A Single Mothers Guide to Homeschooling Multiple Kids

Home schooling was once the standard education for most families. After public schools began providing quality education for our children, this became a rarity, a thing of the past. Recently, however, we are seeing an increase once again in the number of families that are opting to educate their own children at home, rather than hand them off to an already over-crowded, understaffed school.

The single parent is no different in their desire to see their children succeed in life, starting with their academic pursuits. The decision to home school your children is one that should be made carefully, especially if you are going to be doing it alone, but it can be done. Determination and organization go a long way for the single mother in most areas of her child-rearing, so this is nothing new to them. It is one more task that they are taking on because they feel that it is the best thing for their children.

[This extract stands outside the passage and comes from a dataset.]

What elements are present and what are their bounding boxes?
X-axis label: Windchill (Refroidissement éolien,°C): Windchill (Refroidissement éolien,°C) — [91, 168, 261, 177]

Although I am not a single parent, I do home school my children and I do it alone. My husband’s career as a pilot keeps him away from home four days a week, so most of the childrearing, including their education, falls to me solely. If I had to work outside the home at a full-time job, I am sure that it would be challenging, if not impossible, to do both. That is one thing to give careful consideration to if you are still deciding whether home schooling will work best for your family.

There are pros and cons to almost every decision that you make as a parent. The following is a short list of some of the things that you may want to consider as you look at your child’s academic options.


*You will spend more time with your child and therefore build a different relationship with them than those who spend the day in the public schools system.

*Your schedule will be much more flexible.

*You will save money on some things, such as school lunches, various school fees, school supplies, and other variables that come up throughout the year.

*You can decide if something in the curriculum does not agree with your belief system or morals.

*You can usually decide which curriculum you want to use from a list found suitable in your state.

*There are many life lessons that you can incorporate into home schooling that public schools don’t cover.

*Emotional and peer pressures are certainly lessened, if not eliminated entirely, in the home setting, which can make your parenting experience as a single mother easier in the long run.


*If you are also working outside the home, you may feel overwhelmed and never get any time to rest and rejuvenate for the following day. The stress can feel extreme at times.

*You may have no help if you don’t have a good support system in place.

*You may struggle with subject areas that you don’t know as the sole teacher at your “school”.

*If you are not naturally organized, it may be difficult to keep records in order.

*It can be difficult to stick with a schedule that can get through the year on time if you are someone who likes to take time off.

There are some things that you can do to make your home schooling experience easier as a single mom of multiple children. The easier you can make it on everyone, the more enjoyable you will find it. Charts are a great tool to keep your kids on task. Allow them to put star stickers by their name as they complete each task for the day. Have a reward system in place using the stars, a “star store” where they can redeem them for things like small toys, their choice of field trip, a movie and pizza day, etc. These are great motivators for your students.

Have the children work together on some things. Older children can read to the younger ones or they can do a workout video for physical education that is focused on children. Art projects can be done together with very little help from you. These are times that you can use for a break or getting some of the household chores done. A cooking class is a wonderful elective and a great way to get help with dinner from all hands available.

If your curriculum is online for the most part, you will need to become as tech-savvy as possible. You may even want to consider taking a short computer course. This will help you on days that your internet connection is giving you troubles as well as with various programs that will be used. At least, have the tech support number handy!

I have enjoyed the experience of home schooling my children, but I know the challenges and struggles as well as the victories and fun times. Home schooling isn’t for everyone, not every parent and not every child. I have one child who excels at home, one who can go either way and one who did not take to the home schooling environment well at all. She is back in the standard school setting now and that’s okay. Make your decision based on you and your child and what works best for you.